Hi all,
As you know, there is a plethora of excellent memoirs out there detailing the long road to recovery, one must take to heal thyself. Speaking from my own brain haemorrhage experience here, it is a long lonely road. However, the journey is worth it!
For quite some time, I have been thinking that a series of short stories in book form would be easier to read.

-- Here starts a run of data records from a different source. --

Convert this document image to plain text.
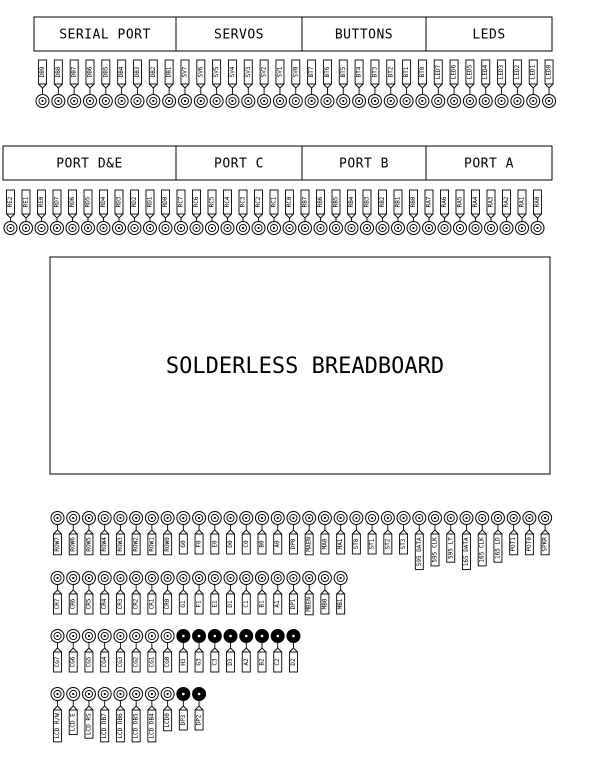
SERIAL PORT	SERVOS	BUTTONS	LEDS
DB9 DB8 DB7 DB6 DB5 DB4 DB3 DB2 DB1 SV7 SV6 SV5 SV4 SV3 SV2 SV1 SV0 BT7 BT6 BT5 BT4 BT3 BT2 BT1 BT0 LED7 LED6 LED5 LED4 LED3 LED2 LED1 LED0
PORT D&E	PORT C	PORT B	PORT A
RE2 RE1 RE0 RD7 RD6 RD5 RD4 RD3 RD2 RD1 RD0 RC7 RC6 RC5 RC4 RC3 RC2 RC1 RC0 RB7 RB6 RB5 RB4 RB3 RB2 RB1 RB0 RA7 RA6 RA5 RA4 RA3 RA2 RA1 RA0
SOLDERLESS BREADBOARD
ROW7 ROW6 ROW5 ROW4 ROW3 ROW2 ROW1 ROW0 G0 F0 E0 D0 C0 B0 A0 DP0 MAEN MA0 MA1 ST0 ST1 ST2 ST3 595 DATA 595 CLK 595 LT 165 DATA 165 CLK 165 LD POT1 POT0 SPKR
CR7 CR6 CR5 CR4 CR3 CR2 CR1 CR0 G1 F1 E1 D1 C1 B1 A1 DP1 MBEN MB0 MB1
CG7 CG6 CG5 CG4 CG3 CG2 CG1 CG0 H3 G3 C3 D3 A2 B2 C2 D2
LCD R/W LCD E LCD RS LCD DB7 LCD DB6 LCD DB5 LCD DB4 LCD0 DP3 DP2
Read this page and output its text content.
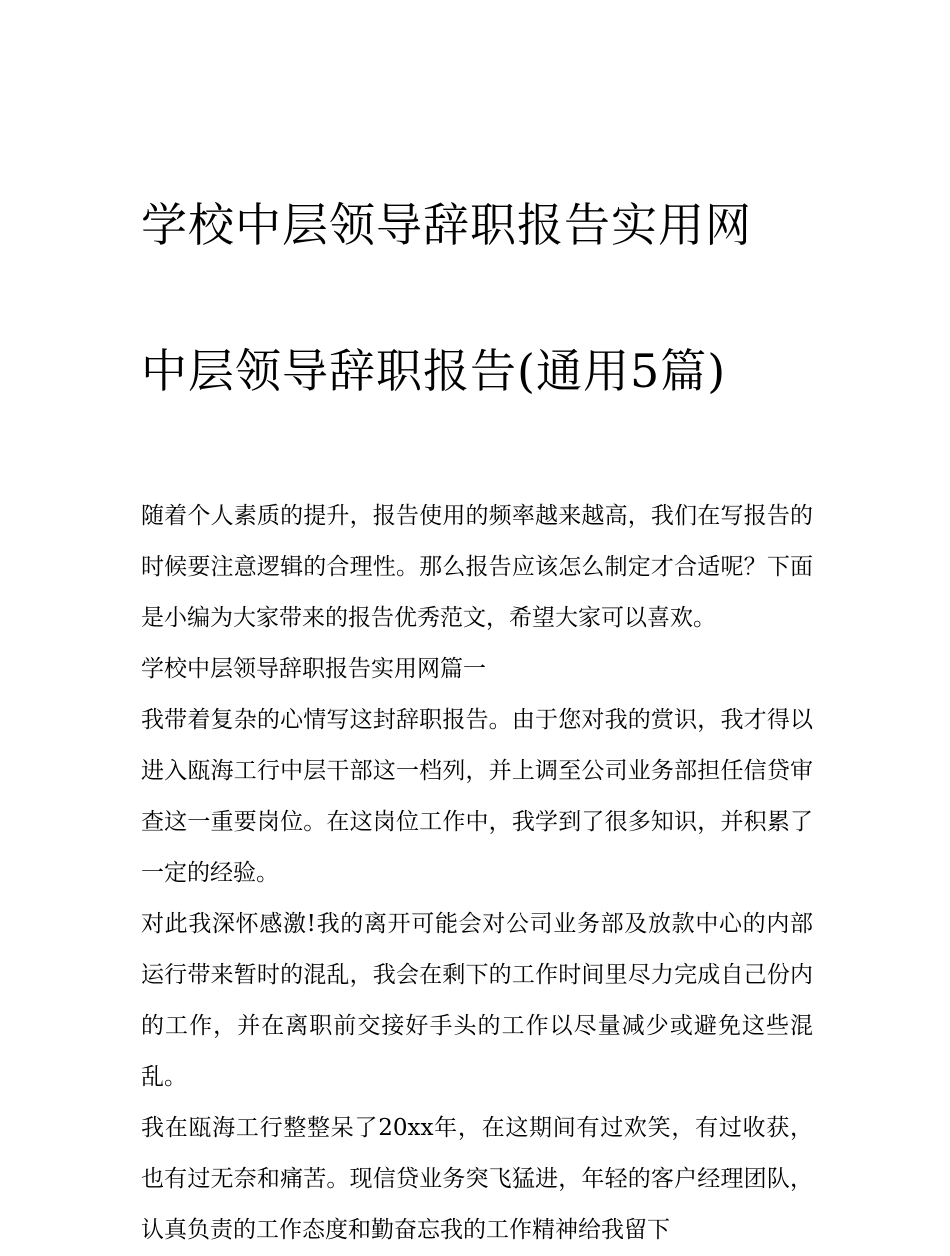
学校中层领导辞职报告实用网

中层领导辞职报告(通用5篇)

随着个人素质的提升，报告使用的频率越来越高，我们在写报告的时候要注意逻辑的合理性。那么报告应该怎么制定才合适呢？下面是小编为大家带来的报告优秀范文，希望大家可以喜欢。

学校中层领导辞职报告实用网篇一

我带着复杂的心情写这封辞职报告。由于您对我的赏识，我才得以进入瓯海工行中层干部这一档列，并上调至公司业务部担任信贷审查这一重要岗位。在这岗位工作中，我学到了很多知识，并积累了一定的经验。

对此我深怀感激!我的离开可能会对公司业务部及放款中心的内部运行带来暂时的混乱，我会在剩下的工作时间里尽力完成自己份内的工作，并在离职前交接好手头的工作以尽量减少或避免这些混乱。

我在瓯海工行整整呆了20xx年，在这期间有过欢笑，有过收获，也有过无奈和痛苦。现信贷业务突飞猛进，年轻的客户经理团队，认真负责的工作态度和勤奋忘我的工作精神给我留下
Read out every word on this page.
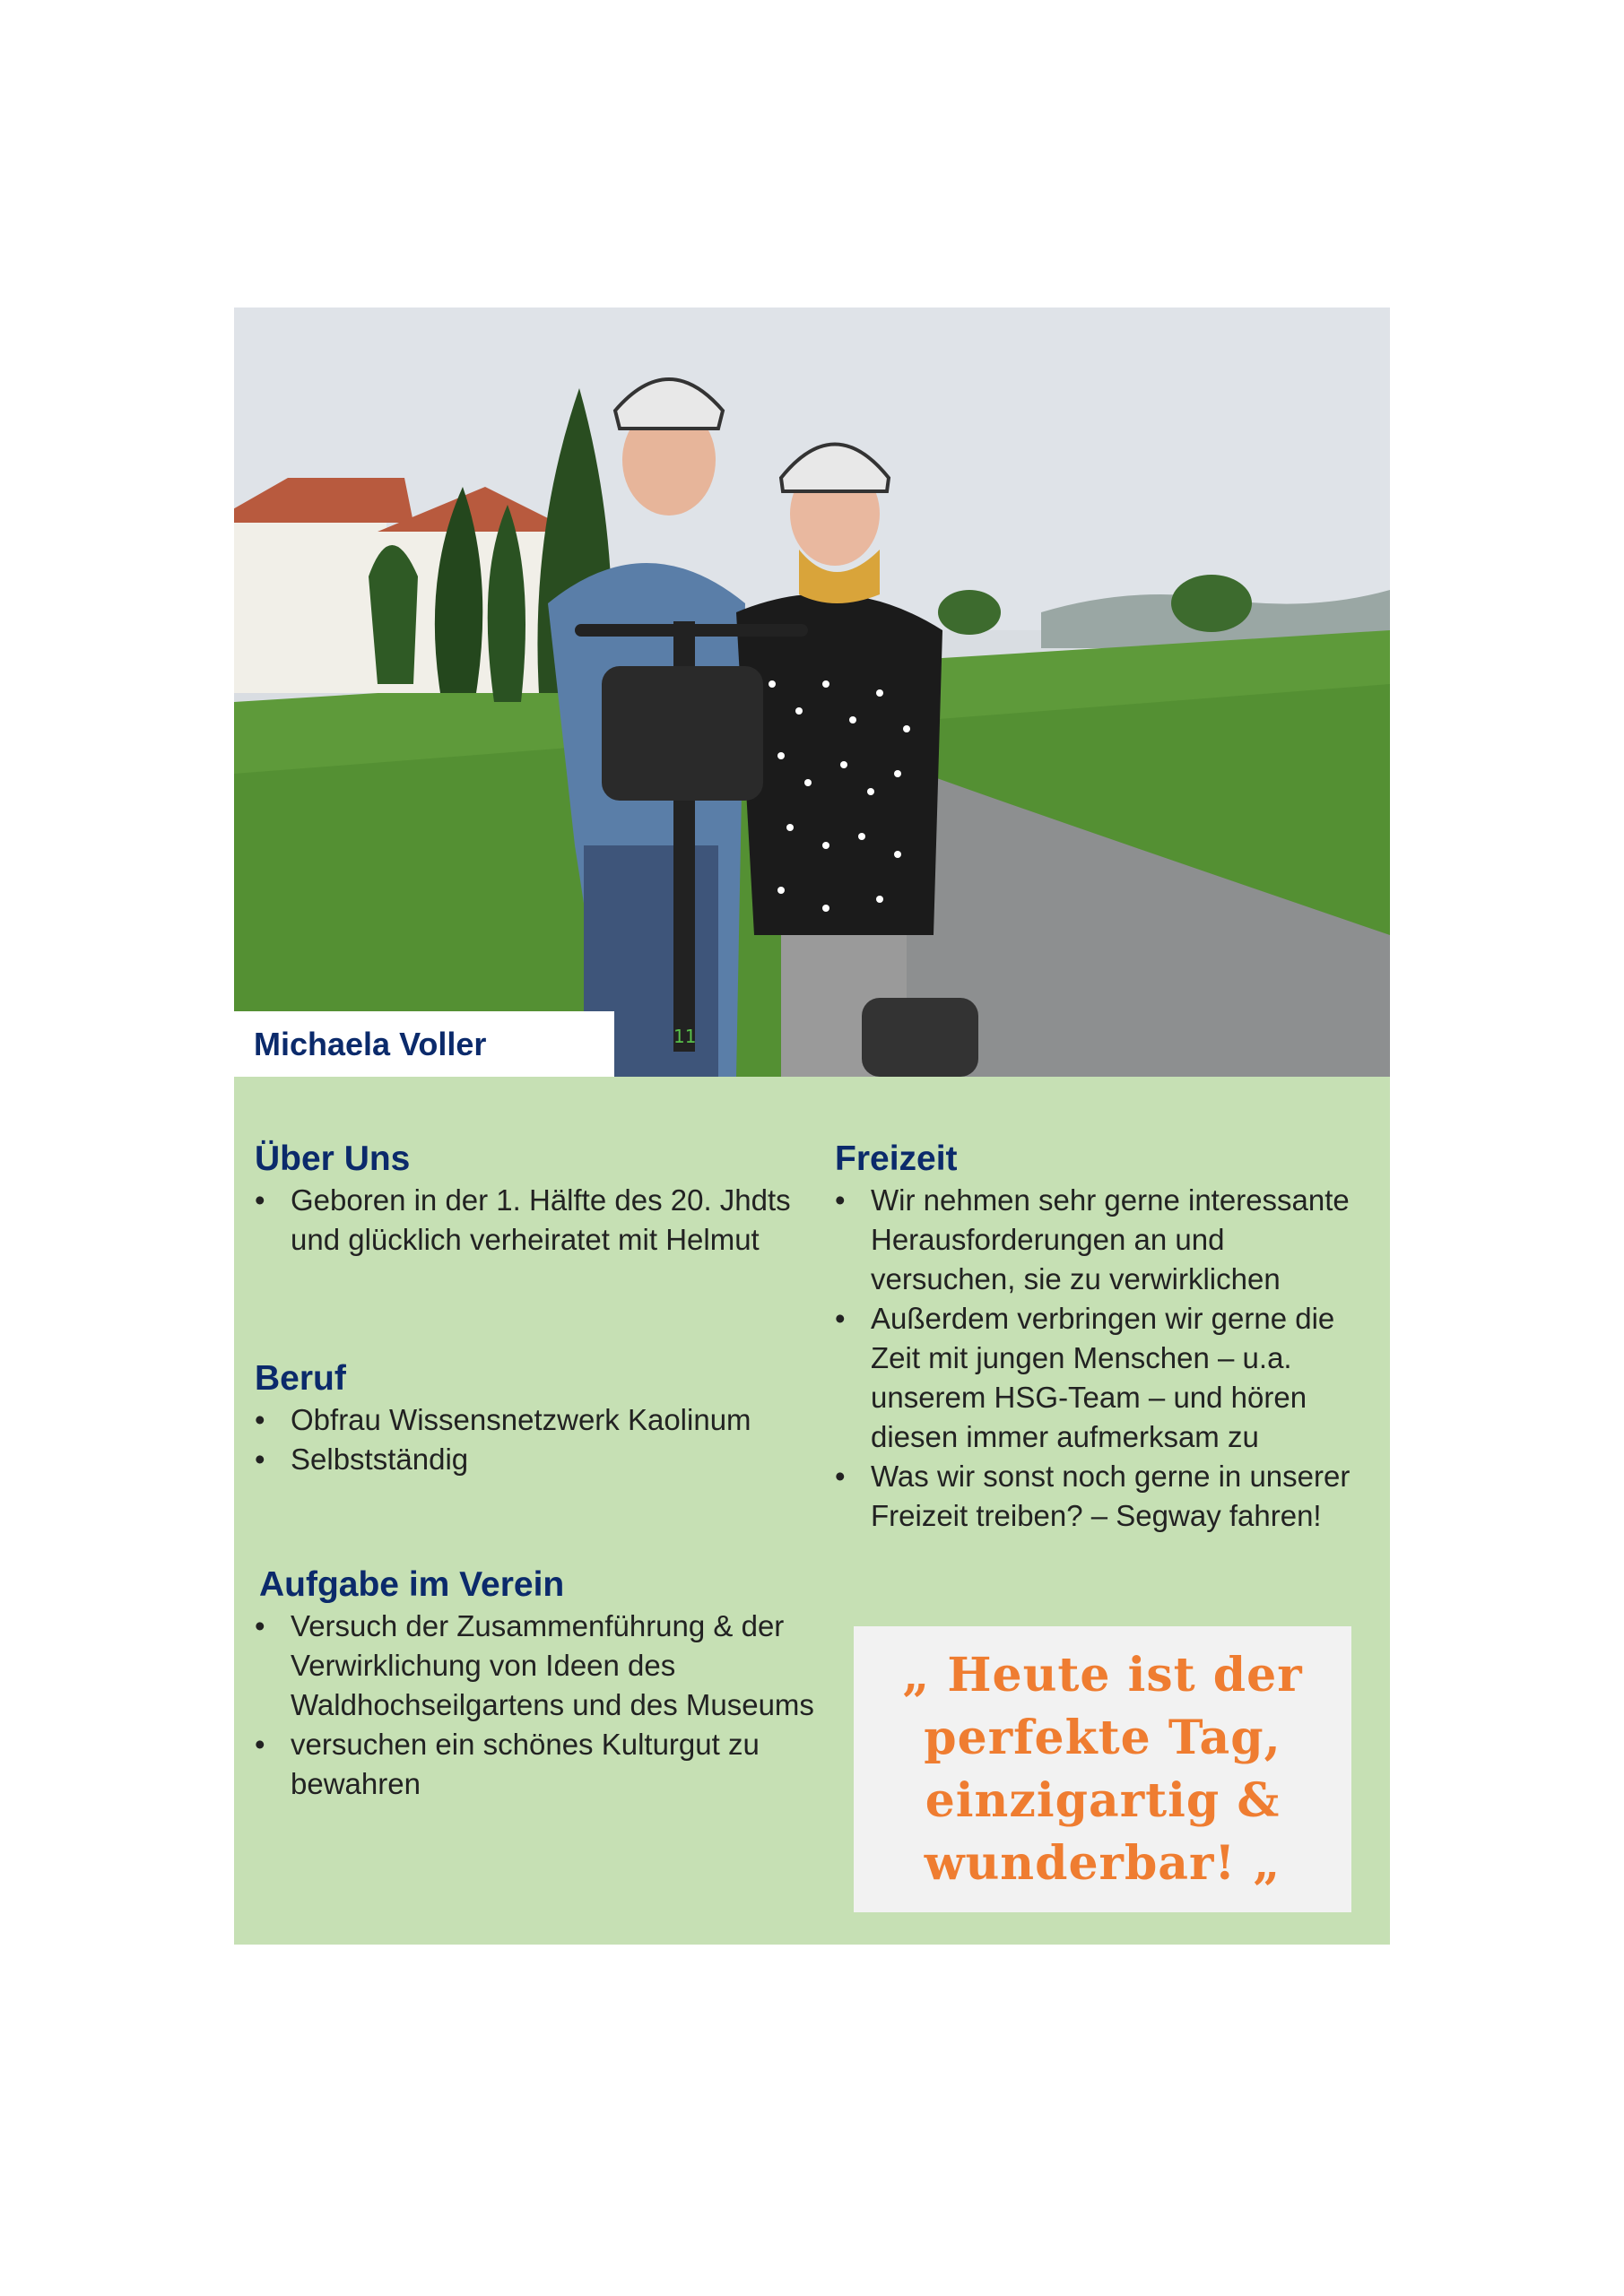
11
Michaela Voller
Über Uns
• Geboren in der 1. Hälfte des 20. Jhdts und glücklich verheiratet mit Helmut
Beruf
• Obfrau Wissensnetzwerk Kaolinum
• Selbstständig
Aufgabe im Verein
• Versuch der Zusammenführung & der Verwirklichung von Ideen des Waldhochseilgartens und des Museums
• versuchen ein schönes Kulturgut zu bewahren
Freizeit
• Wir nehmen sehr gerne interessante Herausforderungen an und versuchen, sie zu verwirklichen
• Außerdem verbringen wir gerne die Zeit mit jungen Menschen – u.a. unserem HSG-Team – und hören diesen immer aufmerksam zu
• Was wir sonst noch gerne in unserer Freizeit treiben? – Segway fahren!

„ Heute ist der perfekte Tag, einzigartig & wunderbar! „
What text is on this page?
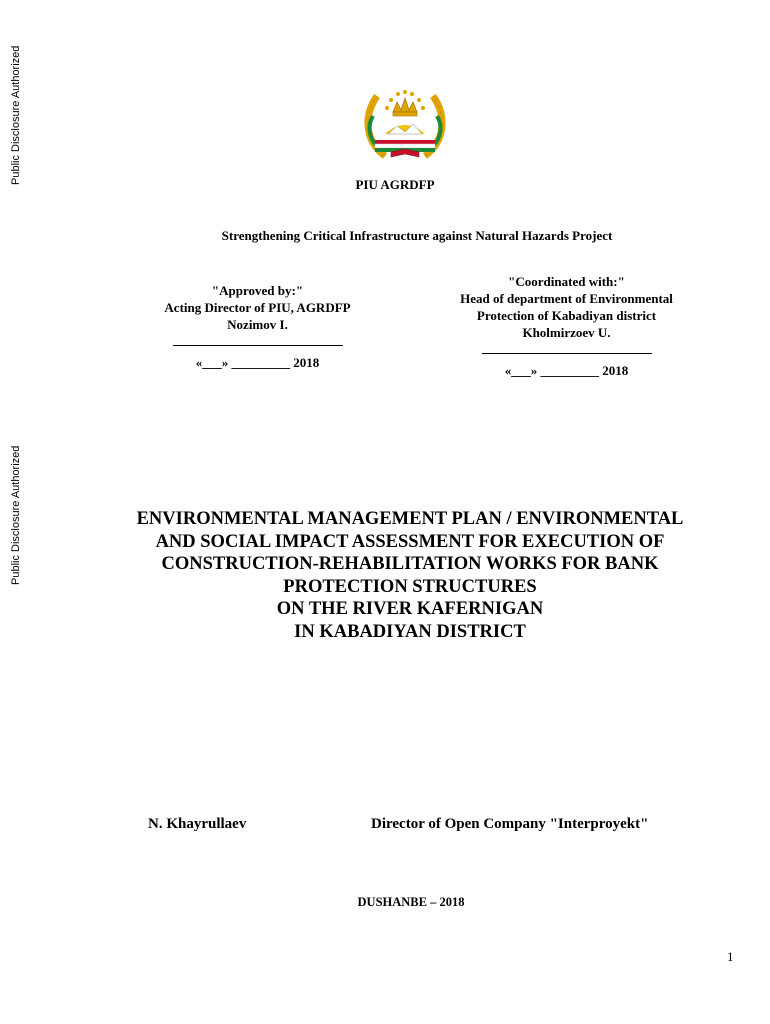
Public Disclosure Authorized
Public Disclosure Authorized
PIU AGRDFP
Strengthening Critical Infrastructure against Natural Hazards Project
"Approved by:"
Acting Director of PIU, AGRDFP
Nozimov I.
«___» _________ 2018
"Coordinated with:"
Head of department of Environmental
Protection of Kabadiyan district
Kholmirzoev U.
«___» _________ 2018
ENVIRONMENTAL MANAGEMENT PLAN / ENVIRONMENTAL
AND SOCIAL IMPACT ASSESSMENT FOR EXECUTION OF
CONSTRUCTION-REHABILITATION WORKS FOR BANK
PROTECTION STRUCTURES
ON THE RIVER KAFERNIGAN
IN KABADIYAN DISTRICT
N. Khayrullaev	Director of Open Company "Interproyekt"
DUSHANBE – 2018
1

Your thoughts are welcome!
Blessings to you. xx
It’s been 8 years since head injury. I would die that night but didn’t. I was in a coma and they were going to take me off life support and I moved. I would never walk , I do. I would never talk, drive, live alone, I do. Iv pushed so hard. Google my name
Thanks Candace. You are lucky to be alive and achieving all you have, since your head injury. It's the perseverance that keeps us going.
No I’m not lucky to be alive at all. Positive story’s always hold lies deep down. I put on a happy face and attitude but it’s false
Why do you not think you are lucky?
What is the name to Google?
I have not In all this time accepted my life now. Never tell that to anyone ever Barr you but I know I can with you. I will not accept it, this is not my life and I don’t want it. Simples. I’m living someone else’s life and I don’t like it. Google Candace Emptage ,,, just look at that smile,,, good ain’t it 🤣
It was a traumatic brain injury I had. It’s forgotten it has an arm and now it’s forgetting I have eyes and can’t work them properly. 😤
For whatever it's worth your words are very helpful, thanks. I am constantly having to look on the bright side to life as a knee jerk reaction to why I feel so bad... "At least you can walk", "at least you have enough marbles left in your head to realise you are angry" those are predominantly my two responses and reactions to the negative thoughts I have. It's draining to have that constant battle in your head all day long and it didn't really make me feel any better. Your story and your response is helpful though. You have done amazingly well and are doing amazingly well. You have a lovely, lovely smile and I really appreciate your honesty.
Yep, I hear you and understand this for sure. Luck is not how I describe it either.